The selected candidate will be executing penetration testing assessments across a variety of various commercial organizations. This individual should be a motivated self-starter and have a strong foundation and understanding in Information Technology and security vulnerabilities as well as be familiar with threat modeling and attack scenarios.
The desired candidate must be able to provide actionable recommendations and guidance for clients based on the assessment findings.
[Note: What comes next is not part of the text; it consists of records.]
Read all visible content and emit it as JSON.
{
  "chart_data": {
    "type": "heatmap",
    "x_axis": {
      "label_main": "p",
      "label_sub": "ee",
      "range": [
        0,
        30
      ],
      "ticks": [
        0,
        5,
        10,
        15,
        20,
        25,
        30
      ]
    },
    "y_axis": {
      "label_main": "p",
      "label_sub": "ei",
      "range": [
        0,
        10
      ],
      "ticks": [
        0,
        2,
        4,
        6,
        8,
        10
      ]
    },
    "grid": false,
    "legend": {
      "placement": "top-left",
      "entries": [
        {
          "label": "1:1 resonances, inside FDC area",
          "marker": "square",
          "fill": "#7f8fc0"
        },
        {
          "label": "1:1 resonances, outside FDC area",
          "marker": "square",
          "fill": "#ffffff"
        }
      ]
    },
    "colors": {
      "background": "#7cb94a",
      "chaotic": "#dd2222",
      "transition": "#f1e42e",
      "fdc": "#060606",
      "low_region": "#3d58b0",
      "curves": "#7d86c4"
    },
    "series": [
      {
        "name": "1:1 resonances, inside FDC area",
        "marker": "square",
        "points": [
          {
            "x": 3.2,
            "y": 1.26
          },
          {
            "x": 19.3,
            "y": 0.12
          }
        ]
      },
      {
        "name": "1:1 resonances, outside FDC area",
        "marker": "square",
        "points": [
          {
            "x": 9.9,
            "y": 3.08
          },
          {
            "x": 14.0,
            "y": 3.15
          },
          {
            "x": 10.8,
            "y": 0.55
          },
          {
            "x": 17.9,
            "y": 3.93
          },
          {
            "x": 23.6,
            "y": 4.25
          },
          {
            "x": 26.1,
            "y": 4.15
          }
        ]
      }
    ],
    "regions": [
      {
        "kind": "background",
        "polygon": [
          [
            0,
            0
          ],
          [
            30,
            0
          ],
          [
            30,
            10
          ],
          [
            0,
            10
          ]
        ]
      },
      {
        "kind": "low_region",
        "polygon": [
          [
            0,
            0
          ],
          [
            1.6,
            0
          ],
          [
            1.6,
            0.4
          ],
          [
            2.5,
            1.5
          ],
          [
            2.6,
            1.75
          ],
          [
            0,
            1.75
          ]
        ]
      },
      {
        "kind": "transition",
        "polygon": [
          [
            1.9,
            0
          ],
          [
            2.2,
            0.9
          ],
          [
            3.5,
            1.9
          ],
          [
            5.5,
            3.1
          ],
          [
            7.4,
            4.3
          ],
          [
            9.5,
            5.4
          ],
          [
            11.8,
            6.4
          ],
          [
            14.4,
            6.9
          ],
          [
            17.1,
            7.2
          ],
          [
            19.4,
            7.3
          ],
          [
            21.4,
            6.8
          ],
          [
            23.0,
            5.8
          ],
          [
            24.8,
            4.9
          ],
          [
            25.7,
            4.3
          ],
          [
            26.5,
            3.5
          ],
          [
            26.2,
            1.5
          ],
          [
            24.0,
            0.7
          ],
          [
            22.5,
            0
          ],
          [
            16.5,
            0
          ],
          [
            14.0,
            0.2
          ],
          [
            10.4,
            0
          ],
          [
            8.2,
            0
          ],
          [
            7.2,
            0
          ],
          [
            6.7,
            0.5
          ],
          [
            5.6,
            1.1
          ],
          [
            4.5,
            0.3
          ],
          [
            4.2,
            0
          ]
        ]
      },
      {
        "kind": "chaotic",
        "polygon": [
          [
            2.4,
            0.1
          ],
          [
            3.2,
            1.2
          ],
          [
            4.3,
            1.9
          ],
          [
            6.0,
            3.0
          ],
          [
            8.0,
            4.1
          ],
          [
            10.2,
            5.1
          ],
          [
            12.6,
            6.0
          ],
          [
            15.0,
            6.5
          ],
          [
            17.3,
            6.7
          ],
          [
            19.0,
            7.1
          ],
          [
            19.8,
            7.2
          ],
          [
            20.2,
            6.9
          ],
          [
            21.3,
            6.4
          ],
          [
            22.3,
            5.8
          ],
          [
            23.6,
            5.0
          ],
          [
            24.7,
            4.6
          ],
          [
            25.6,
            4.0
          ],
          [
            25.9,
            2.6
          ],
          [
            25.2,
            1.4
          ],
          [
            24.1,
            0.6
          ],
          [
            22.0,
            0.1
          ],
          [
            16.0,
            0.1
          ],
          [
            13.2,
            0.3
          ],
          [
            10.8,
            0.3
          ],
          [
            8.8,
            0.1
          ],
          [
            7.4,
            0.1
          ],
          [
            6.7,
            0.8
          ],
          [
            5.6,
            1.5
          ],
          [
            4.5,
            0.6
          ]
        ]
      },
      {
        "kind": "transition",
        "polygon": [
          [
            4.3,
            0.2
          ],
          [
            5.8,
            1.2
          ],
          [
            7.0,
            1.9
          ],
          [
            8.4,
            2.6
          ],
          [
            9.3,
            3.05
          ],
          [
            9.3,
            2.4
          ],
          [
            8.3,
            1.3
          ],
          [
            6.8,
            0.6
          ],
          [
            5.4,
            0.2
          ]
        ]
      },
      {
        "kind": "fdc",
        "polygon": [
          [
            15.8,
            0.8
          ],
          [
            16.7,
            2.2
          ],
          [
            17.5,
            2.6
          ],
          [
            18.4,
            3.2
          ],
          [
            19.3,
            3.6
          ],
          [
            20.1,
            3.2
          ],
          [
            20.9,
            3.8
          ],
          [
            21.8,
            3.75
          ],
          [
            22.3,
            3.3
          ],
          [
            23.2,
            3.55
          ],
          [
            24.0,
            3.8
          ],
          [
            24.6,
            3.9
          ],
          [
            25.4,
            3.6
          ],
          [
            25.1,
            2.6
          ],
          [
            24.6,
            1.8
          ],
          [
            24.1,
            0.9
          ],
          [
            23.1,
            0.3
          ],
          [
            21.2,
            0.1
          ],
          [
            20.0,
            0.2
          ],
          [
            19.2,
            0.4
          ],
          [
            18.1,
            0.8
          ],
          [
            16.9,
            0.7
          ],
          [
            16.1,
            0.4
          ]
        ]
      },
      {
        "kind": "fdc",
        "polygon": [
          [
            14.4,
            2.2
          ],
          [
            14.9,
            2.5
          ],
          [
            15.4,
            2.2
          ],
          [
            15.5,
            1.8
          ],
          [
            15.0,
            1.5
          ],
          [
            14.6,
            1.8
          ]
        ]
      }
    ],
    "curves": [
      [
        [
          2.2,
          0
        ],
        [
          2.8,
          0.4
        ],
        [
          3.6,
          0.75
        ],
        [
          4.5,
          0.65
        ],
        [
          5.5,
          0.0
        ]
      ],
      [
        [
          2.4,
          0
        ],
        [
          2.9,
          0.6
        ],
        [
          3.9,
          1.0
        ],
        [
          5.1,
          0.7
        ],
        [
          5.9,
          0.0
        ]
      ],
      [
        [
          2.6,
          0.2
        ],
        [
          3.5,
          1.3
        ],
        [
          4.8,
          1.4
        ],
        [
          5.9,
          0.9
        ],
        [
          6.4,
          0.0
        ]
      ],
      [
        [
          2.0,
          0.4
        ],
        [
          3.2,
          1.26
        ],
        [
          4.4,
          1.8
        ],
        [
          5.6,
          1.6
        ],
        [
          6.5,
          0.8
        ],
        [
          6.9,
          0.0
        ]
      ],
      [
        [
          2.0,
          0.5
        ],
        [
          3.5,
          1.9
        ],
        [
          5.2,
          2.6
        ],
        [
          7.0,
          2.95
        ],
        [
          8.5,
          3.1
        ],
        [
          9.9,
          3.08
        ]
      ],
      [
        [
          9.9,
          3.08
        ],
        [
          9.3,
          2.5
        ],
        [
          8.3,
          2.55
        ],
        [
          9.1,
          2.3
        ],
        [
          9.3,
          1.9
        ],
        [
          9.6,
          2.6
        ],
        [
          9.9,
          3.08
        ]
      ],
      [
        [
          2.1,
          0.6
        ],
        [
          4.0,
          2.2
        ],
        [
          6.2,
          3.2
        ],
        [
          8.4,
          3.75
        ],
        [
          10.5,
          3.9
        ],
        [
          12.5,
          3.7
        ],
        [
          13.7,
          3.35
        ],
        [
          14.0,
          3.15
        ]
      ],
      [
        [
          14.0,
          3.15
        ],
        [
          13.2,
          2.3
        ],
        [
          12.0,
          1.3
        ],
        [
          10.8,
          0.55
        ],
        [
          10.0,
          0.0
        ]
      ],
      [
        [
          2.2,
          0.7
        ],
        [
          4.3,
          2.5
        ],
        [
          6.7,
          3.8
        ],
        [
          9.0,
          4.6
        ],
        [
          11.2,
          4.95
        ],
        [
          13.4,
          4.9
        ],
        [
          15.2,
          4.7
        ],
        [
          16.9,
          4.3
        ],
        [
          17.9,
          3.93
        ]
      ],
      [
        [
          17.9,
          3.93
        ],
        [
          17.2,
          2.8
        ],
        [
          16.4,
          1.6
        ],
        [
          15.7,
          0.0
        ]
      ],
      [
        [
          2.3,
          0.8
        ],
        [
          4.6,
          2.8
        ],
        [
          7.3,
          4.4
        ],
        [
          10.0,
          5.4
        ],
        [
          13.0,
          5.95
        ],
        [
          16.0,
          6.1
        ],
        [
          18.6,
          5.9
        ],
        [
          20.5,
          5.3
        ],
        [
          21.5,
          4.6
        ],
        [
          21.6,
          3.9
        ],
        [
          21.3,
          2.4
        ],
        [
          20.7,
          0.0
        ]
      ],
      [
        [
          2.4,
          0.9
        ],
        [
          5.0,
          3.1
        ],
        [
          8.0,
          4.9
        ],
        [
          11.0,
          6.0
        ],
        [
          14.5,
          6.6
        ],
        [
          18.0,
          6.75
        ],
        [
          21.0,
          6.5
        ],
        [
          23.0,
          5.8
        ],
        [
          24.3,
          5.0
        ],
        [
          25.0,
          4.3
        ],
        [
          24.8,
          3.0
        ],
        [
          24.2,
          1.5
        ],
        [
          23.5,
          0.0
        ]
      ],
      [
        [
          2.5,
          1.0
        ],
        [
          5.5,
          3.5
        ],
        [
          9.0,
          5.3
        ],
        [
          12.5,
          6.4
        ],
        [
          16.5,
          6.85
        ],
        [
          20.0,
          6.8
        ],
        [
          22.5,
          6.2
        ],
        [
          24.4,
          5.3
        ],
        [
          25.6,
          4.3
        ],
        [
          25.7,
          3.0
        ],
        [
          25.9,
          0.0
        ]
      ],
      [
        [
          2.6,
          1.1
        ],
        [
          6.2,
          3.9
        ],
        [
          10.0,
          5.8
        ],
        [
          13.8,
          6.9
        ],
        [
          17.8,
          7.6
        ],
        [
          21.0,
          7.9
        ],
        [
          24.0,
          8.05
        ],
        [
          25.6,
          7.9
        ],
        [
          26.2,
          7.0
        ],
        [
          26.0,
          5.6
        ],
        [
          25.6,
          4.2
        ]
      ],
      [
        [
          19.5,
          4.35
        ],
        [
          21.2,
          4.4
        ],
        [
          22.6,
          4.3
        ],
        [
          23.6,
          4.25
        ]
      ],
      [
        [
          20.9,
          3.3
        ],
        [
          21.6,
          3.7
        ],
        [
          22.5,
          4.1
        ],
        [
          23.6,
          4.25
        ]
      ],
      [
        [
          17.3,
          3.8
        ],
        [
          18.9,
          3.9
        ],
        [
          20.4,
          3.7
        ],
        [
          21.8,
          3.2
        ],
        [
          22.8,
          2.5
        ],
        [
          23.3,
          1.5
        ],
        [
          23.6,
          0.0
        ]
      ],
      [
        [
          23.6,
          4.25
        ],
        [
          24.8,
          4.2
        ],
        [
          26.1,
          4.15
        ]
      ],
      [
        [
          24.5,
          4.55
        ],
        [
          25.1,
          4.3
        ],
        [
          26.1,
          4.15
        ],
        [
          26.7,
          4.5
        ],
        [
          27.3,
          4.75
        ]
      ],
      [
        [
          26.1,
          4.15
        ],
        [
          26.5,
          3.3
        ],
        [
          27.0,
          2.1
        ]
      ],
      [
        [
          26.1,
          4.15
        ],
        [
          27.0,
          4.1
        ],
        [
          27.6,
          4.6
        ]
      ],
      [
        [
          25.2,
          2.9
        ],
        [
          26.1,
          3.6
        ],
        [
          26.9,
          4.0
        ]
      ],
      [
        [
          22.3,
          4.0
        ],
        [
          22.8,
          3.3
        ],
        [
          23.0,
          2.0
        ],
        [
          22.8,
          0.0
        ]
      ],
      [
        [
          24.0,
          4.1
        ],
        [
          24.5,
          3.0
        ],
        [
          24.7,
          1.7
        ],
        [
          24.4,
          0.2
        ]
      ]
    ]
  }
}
This candidate should have excellent communication skills, both written and oral, be willing to learn and execute on any client requests, and have the ability to interact with customer staff in structured and unstructured situations.
- 3+ years of experience with penetration testing against a wide variety of applications including web, mobile, and thick client above and beyond running automated tools
- At least 2 years’ experience with one or more of the following technologies: C, C++, PHP, Python, cryptography, reverse engineering, wireless networks, exploit development.
- Experience with penetration testing against internal and external facing corporate infrastructures
- Experience working with application developers to validate, assess, understand root cause and mitigate vulnerabilities
- Strong competence into documenting technical issues identified during security assessments and recommending technical improvements
- Good understanding of security practices, security risk management processes, principles, architectural requirements,
- Strong communication skills, both written and spoken.
- Penetration Testing related certifications such as: CEH, OSWP, OSCP, GPEN, are preferred
- Attested contribution in uncovering security bugs in an ethical manner will be regarded as an advantage
- Application and infrastructure testing methodologies (OWASP and PTES)
- Hands-on experience for both Windows and Unix related operating Systems
- Application and infrastructure vulnerabilities
- Exploit research and mitigation
- Assessment tools, such as scanners, administrative utilities, local proxies, debuggers, fuzzers, etc.
- Reverse-engineering of software will be considered a strong plus
- Expertise with embedded devices and IoT’s will be considered an advantage
- Threat modeling methodologies
- Security source code review or development experience in C/C++, C#, VB.NET, ASP, or Java
- IDS and AV evasion techniques
- Good knowledge of networking devices and protocols
- Experience writing scripts in PowerShell, Ruby, Python, BASH, etc.
The candidate will be required to demonstrate a clear criminal record / police clearance certificate.